Broc grimaced into the darkness. Was it a good thing to be fair? He wondered. Did she find him as beautiful as he found her? His face burned at the thought.

“Tell me about yourself, Broc Kyonin.”

Broc was unaccustomed to making idle chatter, particularly with highborn English lassies—and he was even less comfortable talking about himself.

“Well, let’s see… I dinna have fleas anymore,” he told her, and hoped she appreciated that fact. Thanks to Page, he no longer walked about scratching his head like some mangy beast. He had loved his Merry fiercely, but fleas were certainly one thing he didn’t miss about her.

He thought he heard her giggle, but it was so soft a sound he couldn’t be certain. He wouldn’t blame her for laughing. What an idiot he must sound like. Put him face to face with a woman he wanted to bed, and he suddenly became an imbecile.

“Well… I don’t have fleas either,” she countered, her tone slightly amused, and he understood she was mocking him.

He felt his cheeks grow warmer but grinned despite himself.

Wench.

He wanted to know everything about her. Who was her father? Who was her mother? How long was she to remain in Scotia? Was she in love with some fortunate man? Had she come to be wed? Had her father sent her to Piers to be bartered in marriage?

Broc winced at that thought. He hoped not.

Neither of them spoke for the longest time, and the hovel fell silent save for the chattering of the lass’ teeth.

Broc lay there, yearning for the sound of her voice, his body taut with desire. No simple longing was this. Nay. The more he tried to deny it, the more he hungered for the taste of her flesh, the more he thirsted for the sweet nectar of her mouth. He was glad for the darkness that hid the evidence of his desire. Had he a blanket, he would have easily erected himself a tent large enough to fit both of them beneath.

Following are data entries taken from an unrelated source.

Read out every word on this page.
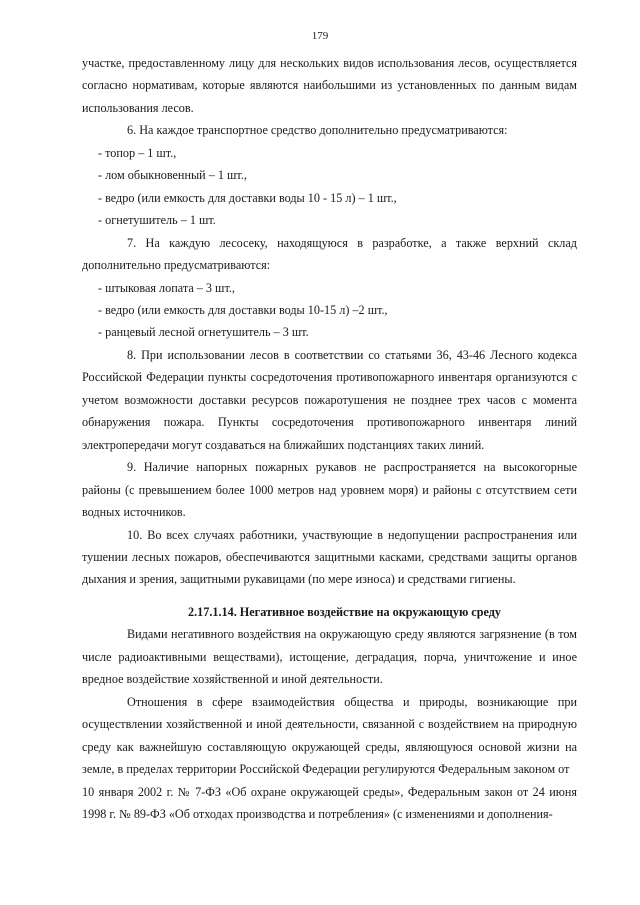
179

участке, предоставленному лицу для нескольких видов использования лесов, осуществляется согласно нормативам, которые являются наибольшими из установленных по данным видам использования лесов.

6. На каждое транспортное средство дополнительно предусматриваются:

- топор – 1 шт.,

- лом обыкновенный – 1 шт.,

- ведро (или емкость для доставки воды 10 - 15 л) – 1 шт.,

- огнетушитель – 1 шт.

7. На каждую лесосеку, находящуюся в разработке, а также верхний склад дополнительно предусматриваются:

- штыковая лопата – 3 шт.,

- ведро (или емкость для доставки воды 10-15 л) –2 шт.,

- ранцевый лесной огнетушитель – 3 шт.

8. При использовании лесов в соответствии со статьями 36, 43-46 Лесного кодекса Российской Федерации пункты сосредоточения противопожарного инвентаря организуются с учетом возможности доставки ресурсов пожаротушения не позднее трех часов с момента обнаружения пожара. Пункты сосредоточения противопожарного инвентаря линий электропередачи могут создаваться на ближайших подстанциях таких линий.

9. Наличие напорных пожарных рукавов не распространяется на высокогорные районы (с превышением более 1000 метров над уровнем моря) и районы с отсутствием сети водных источников.

10. Во всех случаях работники, участвующие в недопущении распространения или тушении лесных пожаров, обеспечиваются защитными касками, средствами защиты органов дыхания и зрения, защитными рукавицами (по мере износа) и средствами гигиены.

2.17.1.14. Негативное воздействие на окружающую среду

Видами негативного воздействия на окружающую среду являются загрязнение (в том числе радиоактивными веществами), истощение, деградация, порча, уничтожение и иное вредное воздействие хозяйственной и иной деятельности.

Отношения в сфере взаимодействия общества и природы, возникающие при осуществлении хозяйственной и иной деятельности, связанной с воздействием на природную среду как важнейшую составляющую окружающей среды, являющуюся основой жизни на земле, в пределах территории Российской Федерации регулируются Федеральным законом от

10 января 2002 г. № 7-ФЗ «Об охране окружающей среды», Федеральным закон от 24 июня 1998 г. № 89-ФЗ «Об отходах производства и потребления» (с изменениями и дополнения-
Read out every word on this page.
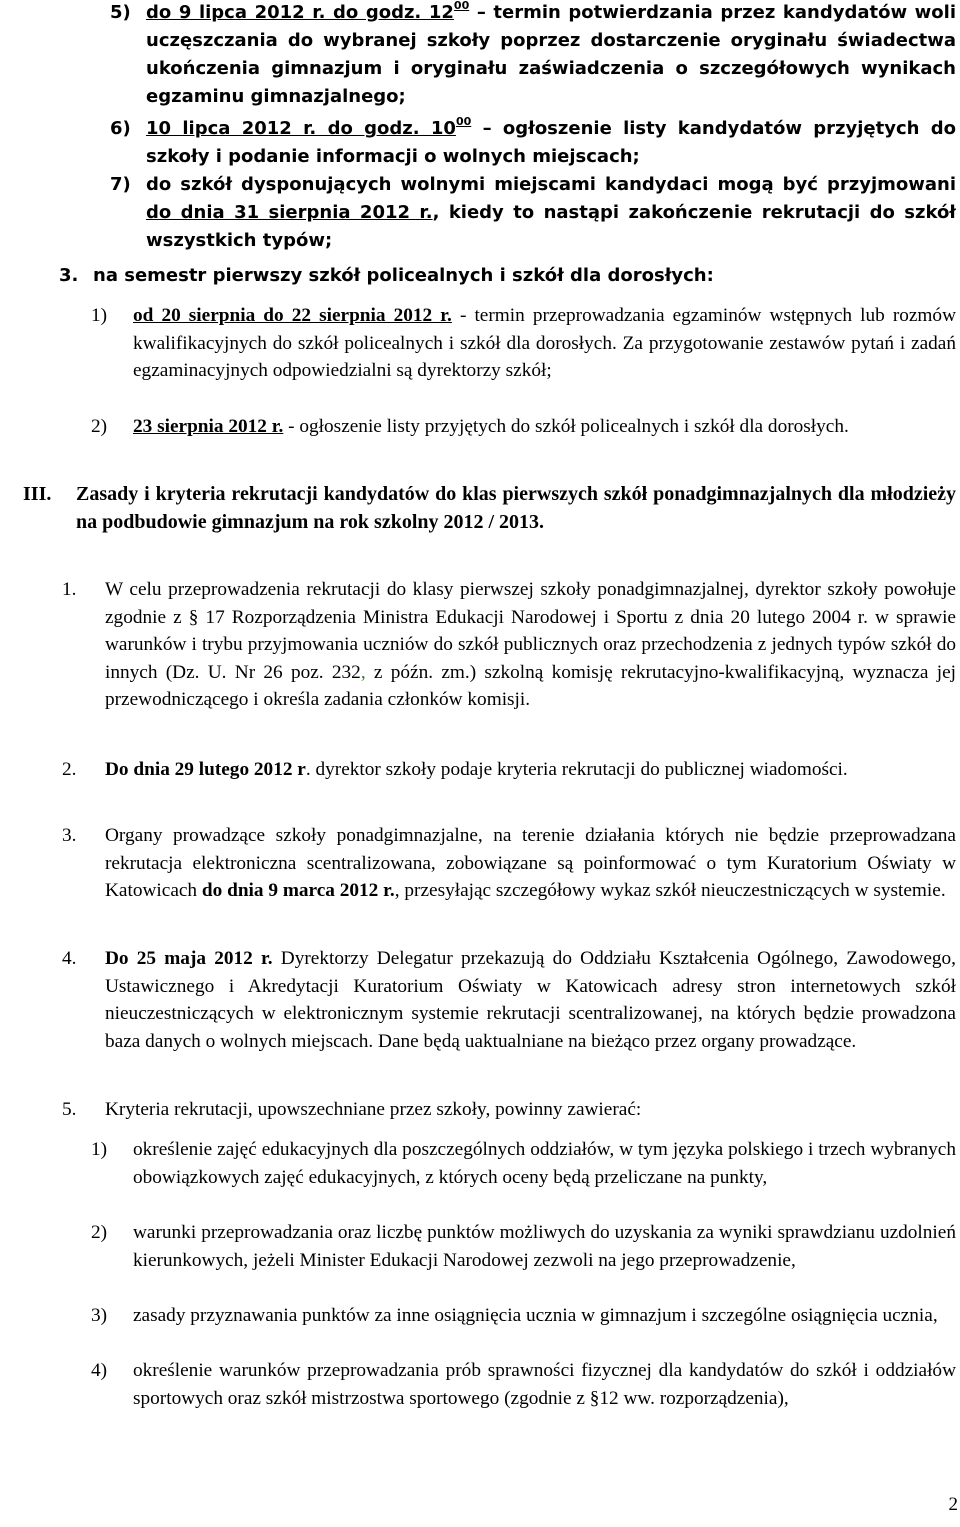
5) do 9 lipca 2012 r. do godz. $12^{00}$ – termin potwierdzania przez kandydatów woli uczęszczania do wybranej szkoły poprzez dostarczenie oryginału świadectwa ukończenia gimnazjum i oryginału zaświadczenia o szczegółowych wynikach egzaminu gimnazjalnego;
6) 10 lipca 2012 r. do godz. $10^{00}$ – ogłoszenie listy kandydatów przyjętych do szkoły i podanie informacji o wolnych miejscach;
7) do szkół dysponujących wolnymi miejscami kandydaci mogą być przyjmowani do dnia 31 sierpnia 2012 r., kiedy to nastąpi zakończenie rekrutacji do szkół wszystkich typów;
3. na semestr pierwszy szkół policealnych i szkół dla dorosłych:
1)	od 20 sierpnia do 22 sierpnia 2012 r. - termin przeprowadzania egzaminów wstępnych lub rozmów kwalifikacyjnych do szkół policealnych i szkół dla dorosłych. Za przygotowanie zestawów pytań i zadań egzaminacyjnych odpowiedzialni są dyrektorzy szkół;
2)	23 sierpnia 2012 r. - ogłoszenie listy przyjętych do szkół policealnych i szkół dla dorosłych.
III.	Zasady i kryteria rekrutacji kandydatów do klas pierwszych szkół ponadgimnazjalnych dla młodzieży na podbudowie gimnazjum na rok szkolny 2012 / 2013.
1.	W celu przeprowadzenia rekrutacji do klasy pierwszej szkoły ponadgimnazjalnej, dyrektor szkoły powołuje zgodnie z § 17 Rozporządzenia Ministra Edukacji Narodowej i Sportu z dnia 20 lutego 2004 r. w sprawie warunków i trybu przyjmowania uczniów do szkół publicznych oraz przechodzenia z jednych typów szkół do innych (Dz. U. Nr 26 poz. 232, z późn. zm.) szkolną komisję rekrutacyjno-kwalifikacyjną, wyznacza jej przewodniczącego i określa zadania członków komisji.
2.	Do dnia 29 lutego 2012 r. dyrektor szkoły podaje kryteria rekrutacji do publicznej wiadomości.
3.	Organy prowadzące szkoły ponadgimnazjalne, na terenie działania których nie będzie przeprowadzana rekrutacja elektroniczna scentralizowana, zobowiązane są poinformować o tym Kuratorium Oświaty w Katowicach do dnia 9 marca 2012 r., przesyłając szczegółowy wykaz szkół nieuczestniczących w systemie.
4.	Do 25 maja 2012 r. Dyrektorzy Delegatur przekazują do Oddziału Kształcenia Ogólnego, Zawodowego, Ustawicznego i Akredytacji Kuratorium Oświaty w Katowicach adresy stron internetowych szkół nieuczestniczących w elektronicznym systemie rekrutacji scentralizowanej, na których będzie prowadzona baza danych o wolnych miejscach. Dane będą uaktualniane na bieżąco przez organy prowadzące.
5.	Kryteria rekrutacji, upowszechniane przez szkoły, powinny zawierać:
1)	określenie zajęć edukacyjnych dla poszczególnych oddziałów, w tym języka polskiego i trzech wybranych obowiązkowych zajęć edukacyjnych, z których oceny będą przeliczane na punkty,
2)	warunki przeprowadzania oraz liczbę punktów możliwych do uzyskania za wyniki sprawdzianu uzdolnień kierunkowych, jeżeli Minister Edukacji Narodowej zezwoli na jego przeprowadzenie,
3)	zasady przyznawania punktów za inne osiągnięcia ucznia w gimnazjum i szczególne osiągnięcia ucznia,
4)	określenie warunków przeprowadzania prób sprawności fizycznej dla kandydatów do szkół i oddziałów sportowych oraz szkół mistrzostwa sportowego (zgodnie z §12 ww. rozporządzenia),
2
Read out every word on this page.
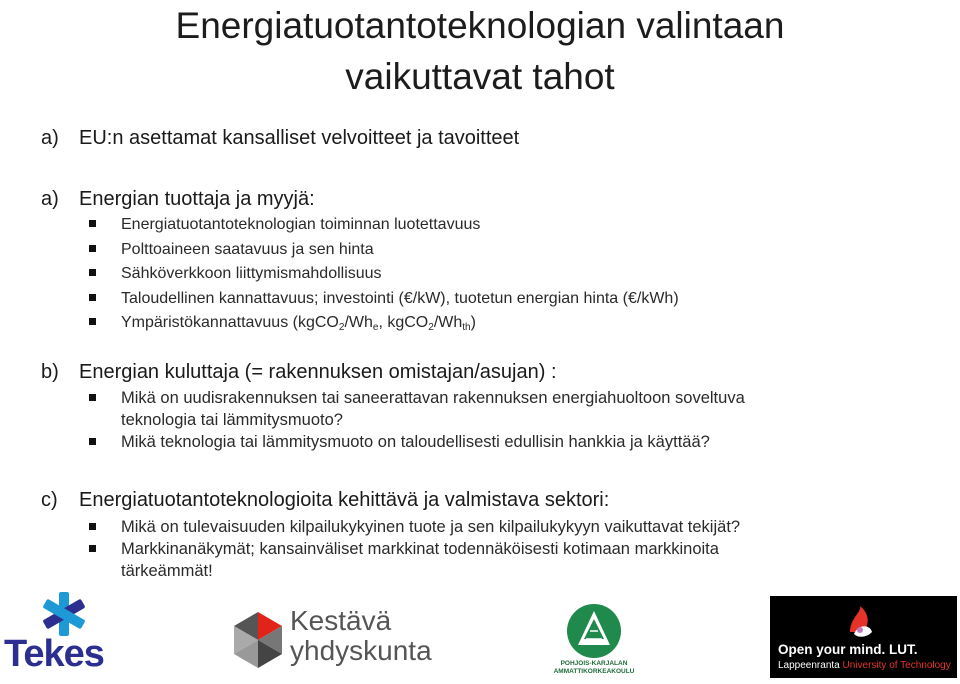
Energiatuotantoteknologian valintaan
vaikuttavat tahot
a) EU:n asettamat kansalliset velvoitteet ja tavoitteet
a) Energian tuottaja ja myyjä:
Energiatuotantoteknologian toiminnan luotettavuus
Polttoaineen saatavuus ja sen hinta
Sähköverkkoon liittymismahdollisuus
Taloudellinen kannattavuus; investointi (€/kW), tuotetun energian hinta (€/kWh)
Ympäristökannattavuus ($kgCO_2/Wh_e$, $kgCO_2/Wh_{th}$)
b) Energian kuluttaja (= rakennuksen omistajan/asujan) :
Mikä on uudisrakennuksen tai saneerattavan rakennuksen energiahuoltoon soveltuva
teknologia tai lämmitysmuoto?
Mikä teknologia tai lämmitysmuoto on taloudellisesti edullisin hankkia ja käyttää?
c) Energiatuotantoteknologioita kehittävä ja valmistava sektori:
Mikä on tulevaisuuden kilpailukykyinen tuote ja sen kilpailukykyyn vaikuttavat tekijät?
Markkinanäkymät; kansainväliset markkinat todennäköisesti kotimaan markkinoita
tärkeämmät!
Tekes
Kestävä
yhdyskunta	POHJOIS-KARJALAN
AMMATTIKORKEAKOULU
Open your mind. LUT.
Lappeenranta University of Technology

Her teeth continued to chatter.

“Are ye cold, lass?” His voice was thick with lust, he knew, but he hoped she wouldn’t notice.

“I never imagined a summer night could be so wintry!”

He chuckled at her lighthearted complaint. “’Tis the Highland winds.”

“I suppose.”

Once again silence fell between them.

Broc wondered what else to say. He didn’t really want her to go to sleep just yet. He wanted to know more. Where did she grow up? And what was her favorite color?

She saved him the effort of finding suitable conversation. “How well do you know Piers?”

“Not verra well at all.”

“I see.”

She went silent again, and Broc knit his brows, at a loss. Never had his palms sweated this much when Meghan spoke to him, lovely though she was. What was wrong with him? “So… then… have ye come to wed?” he asked far more bluntly than he’d intended.

“Me?” He heard her turn toward him upon her pallet, and he tried to imagine what she looked like lying there in the dark. “Oh, nay!”

He nearly sighed in relief.

“My father thought we would fare better with Piers as my brothers and sisters are many. He couldn’t provide for us all.”

Her disclosure left him feeling envious. He’d always wondered what it would be like to have siblings. In fact, he’d had a baby sister, but he barely remembered her. She’d died when the English had raped his village—in his mother’s arms—cut down by the murderous bastards. Erin had been her name. How old would she be now? It gave him a prickle of guilt that he couldn’t recall. He’d been seven when he’d come to the MacKinnons. His sister had been mayhap two at the time of her death. And it had been nearly twenty-three years since he’d come to Chreagach Mhor. He pushed the memories away and resolved not to let Elizabet down.